Frenchitude Lesson #35: Screen Time In The Land of Baguettes

Today’s Frenchitude topic was suggested to me by Kecia Welt, who was a recent guest at Le Relais du Vieux Beaune and writes a blog about her quest for a simpler life.
She recently sent me an email: “I don’t believe you have ever touched on “screen time” issue… The time kids spend in front of the television and/or computer. Clearly that is a problem in the U.S. with very alarming statistics. I’d love to learn how the French find balance with these technologies.

First of all, let me start off by saying that I certainly don’t think the French have found the magic bullet to dissuade children from spending the better part of their lives being entertained by a screen.

That being said, I have found that French parents don’t struggle with the “screen time” issue with their little froglets to the same degree as their North American counterparts.

Here is my hackneyed attempt to understand why…

Let me just preface this by saying that I am not one of those anti-screen zealots. Both my girls have Nintendo DS‘ (I think that’s where the apostrophe should go…).
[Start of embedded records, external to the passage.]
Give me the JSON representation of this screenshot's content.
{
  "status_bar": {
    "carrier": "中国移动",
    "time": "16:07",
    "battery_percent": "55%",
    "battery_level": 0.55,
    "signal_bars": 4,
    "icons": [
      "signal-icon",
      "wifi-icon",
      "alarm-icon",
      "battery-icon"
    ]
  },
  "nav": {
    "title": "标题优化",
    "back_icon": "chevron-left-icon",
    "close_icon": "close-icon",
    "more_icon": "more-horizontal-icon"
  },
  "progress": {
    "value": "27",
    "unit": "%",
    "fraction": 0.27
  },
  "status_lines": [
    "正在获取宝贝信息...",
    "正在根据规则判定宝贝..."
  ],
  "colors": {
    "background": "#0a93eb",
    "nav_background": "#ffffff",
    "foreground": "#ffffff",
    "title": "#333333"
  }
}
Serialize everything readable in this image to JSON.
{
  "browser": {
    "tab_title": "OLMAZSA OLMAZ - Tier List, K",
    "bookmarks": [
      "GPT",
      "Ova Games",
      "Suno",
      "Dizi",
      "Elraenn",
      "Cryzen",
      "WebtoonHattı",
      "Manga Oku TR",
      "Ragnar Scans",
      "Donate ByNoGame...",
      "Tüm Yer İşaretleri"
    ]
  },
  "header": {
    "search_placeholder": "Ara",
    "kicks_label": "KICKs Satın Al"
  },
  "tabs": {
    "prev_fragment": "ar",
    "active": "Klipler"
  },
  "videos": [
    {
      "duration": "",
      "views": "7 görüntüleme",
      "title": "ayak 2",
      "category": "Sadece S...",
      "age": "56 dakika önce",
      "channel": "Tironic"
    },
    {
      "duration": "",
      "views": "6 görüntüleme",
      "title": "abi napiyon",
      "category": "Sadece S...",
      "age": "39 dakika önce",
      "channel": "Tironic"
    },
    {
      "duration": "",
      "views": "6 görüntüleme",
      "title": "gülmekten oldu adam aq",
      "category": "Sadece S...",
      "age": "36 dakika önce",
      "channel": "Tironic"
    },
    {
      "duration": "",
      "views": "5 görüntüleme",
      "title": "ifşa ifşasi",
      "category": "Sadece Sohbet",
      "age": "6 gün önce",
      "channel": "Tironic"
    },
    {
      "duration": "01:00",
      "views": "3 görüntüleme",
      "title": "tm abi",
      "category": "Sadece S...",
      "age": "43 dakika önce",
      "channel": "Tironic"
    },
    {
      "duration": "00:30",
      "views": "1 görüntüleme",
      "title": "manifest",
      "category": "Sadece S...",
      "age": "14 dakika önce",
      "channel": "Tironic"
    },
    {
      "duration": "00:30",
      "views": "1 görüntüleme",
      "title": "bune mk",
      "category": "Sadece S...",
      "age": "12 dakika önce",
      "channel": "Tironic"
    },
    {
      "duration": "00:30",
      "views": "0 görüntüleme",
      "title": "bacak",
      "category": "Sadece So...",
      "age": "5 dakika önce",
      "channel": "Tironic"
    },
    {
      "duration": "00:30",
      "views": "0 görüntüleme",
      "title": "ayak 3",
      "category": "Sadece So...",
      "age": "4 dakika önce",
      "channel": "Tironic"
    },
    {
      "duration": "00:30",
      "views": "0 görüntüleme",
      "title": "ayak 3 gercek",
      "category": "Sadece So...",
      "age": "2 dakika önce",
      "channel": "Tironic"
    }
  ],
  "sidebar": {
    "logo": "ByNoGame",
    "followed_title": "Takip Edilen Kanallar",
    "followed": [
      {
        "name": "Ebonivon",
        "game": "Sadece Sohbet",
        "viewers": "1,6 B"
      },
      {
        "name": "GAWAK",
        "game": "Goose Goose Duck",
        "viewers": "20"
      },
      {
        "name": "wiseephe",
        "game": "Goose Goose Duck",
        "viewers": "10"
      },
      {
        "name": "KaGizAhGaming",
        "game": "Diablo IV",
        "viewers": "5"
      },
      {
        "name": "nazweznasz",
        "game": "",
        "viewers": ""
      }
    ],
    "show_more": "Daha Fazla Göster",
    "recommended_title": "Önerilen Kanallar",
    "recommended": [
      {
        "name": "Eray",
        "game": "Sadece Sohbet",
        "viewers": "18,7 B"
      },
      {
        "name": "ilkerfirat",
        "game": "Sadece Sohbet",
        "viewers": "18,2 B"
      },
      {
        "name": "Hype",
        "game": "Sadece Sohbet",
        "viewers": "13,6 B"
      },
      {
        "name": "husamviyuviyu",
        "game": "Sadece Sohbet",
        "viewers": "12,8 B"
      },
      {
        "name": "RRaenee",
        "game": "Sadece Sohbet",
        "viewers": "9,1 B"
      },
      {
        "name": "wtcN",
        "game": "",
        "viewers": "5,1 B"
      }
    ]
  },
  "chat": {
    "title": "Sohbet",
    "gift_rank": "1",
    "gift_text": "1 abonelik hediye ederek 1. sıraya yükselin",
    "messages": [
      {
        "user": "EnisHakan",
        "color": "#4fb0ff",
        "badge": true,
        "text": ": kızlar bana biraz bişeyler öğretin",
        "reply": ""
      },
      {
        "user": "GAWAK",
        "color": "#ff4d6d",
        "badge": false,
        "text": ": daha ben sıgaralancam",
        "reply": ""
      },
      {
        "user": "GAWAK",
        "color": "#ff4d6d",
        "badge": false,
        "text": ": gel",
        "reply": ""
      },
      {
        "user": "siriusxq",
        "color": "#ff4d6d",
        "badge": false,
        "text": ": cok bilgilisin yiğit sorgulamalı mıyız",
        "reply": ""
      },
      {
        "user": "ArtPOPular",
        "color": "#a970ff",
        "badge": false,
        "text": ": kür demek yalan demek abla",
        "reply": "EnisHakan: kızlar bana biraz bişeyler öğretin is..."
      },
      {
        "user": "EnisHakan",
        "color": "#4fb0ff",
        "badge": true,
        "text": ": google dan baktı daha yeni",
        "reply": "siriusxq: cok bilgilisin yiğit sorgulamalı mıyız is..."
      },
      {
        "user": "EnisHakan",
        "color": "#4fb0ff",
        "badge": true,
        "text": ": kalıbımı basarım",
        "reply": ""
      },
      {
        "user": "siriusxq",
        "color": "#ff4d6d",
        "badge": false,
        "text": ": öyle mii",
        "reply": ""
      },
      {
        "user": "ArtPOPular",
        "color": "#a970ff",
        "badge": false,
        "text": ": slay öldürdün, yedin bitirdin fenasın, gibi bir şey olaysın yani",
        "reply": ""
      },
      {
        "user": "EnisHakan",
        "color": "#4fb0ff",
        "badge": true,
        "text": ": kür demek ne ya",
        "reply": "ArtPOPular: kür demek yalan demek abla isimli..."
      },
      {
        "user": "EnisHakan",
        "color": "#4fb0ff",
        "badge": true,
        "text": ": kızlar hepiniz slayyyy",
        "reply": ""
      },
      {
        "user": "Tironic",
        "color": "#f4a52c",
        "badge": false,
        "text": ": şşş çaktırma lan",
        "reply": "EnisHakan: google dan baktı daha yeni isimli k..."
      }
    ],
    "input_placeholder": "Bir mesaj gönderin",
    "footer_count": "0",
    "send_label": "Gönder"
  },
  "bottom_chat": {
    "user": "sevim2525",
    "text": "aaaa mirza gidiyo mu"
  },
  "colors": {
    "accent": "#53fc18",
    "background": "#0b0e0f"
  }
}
Camille’s is turquoise and Charlotte’s is pink with a plethora of horse stickers on it.

When we are stuck in Heathrow’s Terminal 4 after a trans-Atlantic flight and our flight to Lyon has been delayed another two hours, I actually find myself wondering if the person who invented these nifty little wonders shouldn’t, in fact, be awarded a sainthood.

Also, I have also observed that many children who are ill-served by reading programs in primary schools learn to read, and learn to read fluently, via video games. This can’t be a bad thing.

TV watching is naturally curbed in France by the long school days (9:00am to 5:00pm more or less) and the large amount of homework given from Grade 1 onwards. Most French children I know watch almost no TV during the week because there simply isn’t the time.

As for the video games, sometimes when my girls’ friends come over to chez Germain with their Nintendo DS‘, they can spend hours holed up in their bedroom brushing their virtual horses or engaging in battles with their Pokemons. However, this remains a rarity. Most of the time Charlotte and Camille and their friends forget about their DS‘ altogether, and prefer to play Playmobil or the imaginary game of Orphan Children Under The Bridges of Paris.

Now here is where I go out on a très, très shaky limb….

I am undoubtedly making a gross generalization here, but I have noticed that the issue of regulating screen time seems more problematic with little boys than with little girls.

I don’t know what it is in the male psyche that is attracted to screens, and particularly video games, but I am convinced there is SOMETHING different in there.

I would rather cut off my left arm than be forced to play a video game whereas when we were staying in Paris at a friend’s apartment two summers ago Franck kept sneaking off to play some mafia video game in a curtained off alcove.

The huge majority of little girls I know get bored of video games way before parents start to have to intervene. Left to their own devices, they moderate their video game use quite naturally. There are surely little boys out there who do this as well.

In the case of these kind of children, the French take a typically “laissezfaire” approach. If there is no real problem, there is no need for gratuitous parental intervention. Rather, treat the whole video game thing as a positive first step towards autonomy. French parents are as a rule very big on encouraging autonomy in their children.

Then we are left with the children who, if left to their own devices, would go through life with a video or TV screen glued to their right eyeball. This requires a completely different approach – these children really need firm limits.

In the case of one of my French friends, this means deciding not to buy her son, who is the kind of kid who could happily watch 8 hours of non-stop cartoons, a DS or WII or any kind of video game.

She is unapologetic about her decision.

She believes that childhood is short enough, and it is better spent playing outside than staring at a computer screen. She feels that she knows her son, and that if she lets the screens, besides a limited amount of TV, inside the house that it wouldn’t be fair to him; the temptation for him to spend all his time either playing video games or lusting after playing video games would be too great. She feels that as a parent she knows what is best for her son, and truly believes she is doing him a huge favour.

I think this hits on another reason why perhaps French parents have an easier time with the whole screen issue. French parents believe that being a good parent means setting firm limits. This is backed up by the fact that in France, setting parental limits is viewed as concrete proof that you love your children.

Another French friend has a son who loves his DS, but she puts firm limits on how long he can play when his friends come over (usually 1-2 hours). When the time is up and the kids whinge about the injustice of having to stop and inevitably complain that there is nothing else to do, she says to them, “There’s no point in complaining to me about it, because I’m not going to change my mind. You being bored is not my problem. Now, allezvous en!”

Her attitude demonstrates two other reasons why French parents have an easier time with the screen time problem. Firstly, French parents aren’t afraid of looking like the Bad Guy. Secondly, French parents believe that it is not their job to entertain a child or to ensure that their child is being constantly entertained.

The French believe that children, especially when they have friends over, have everything they need to entertain themselves, even without video games. Boredom is viewed as a necessary first step on the path to learning how to entertain themselves, an invaluable skill in life.

Besides, saying a firm non! to children enables them to practice another skill that is essential in French society – protesting.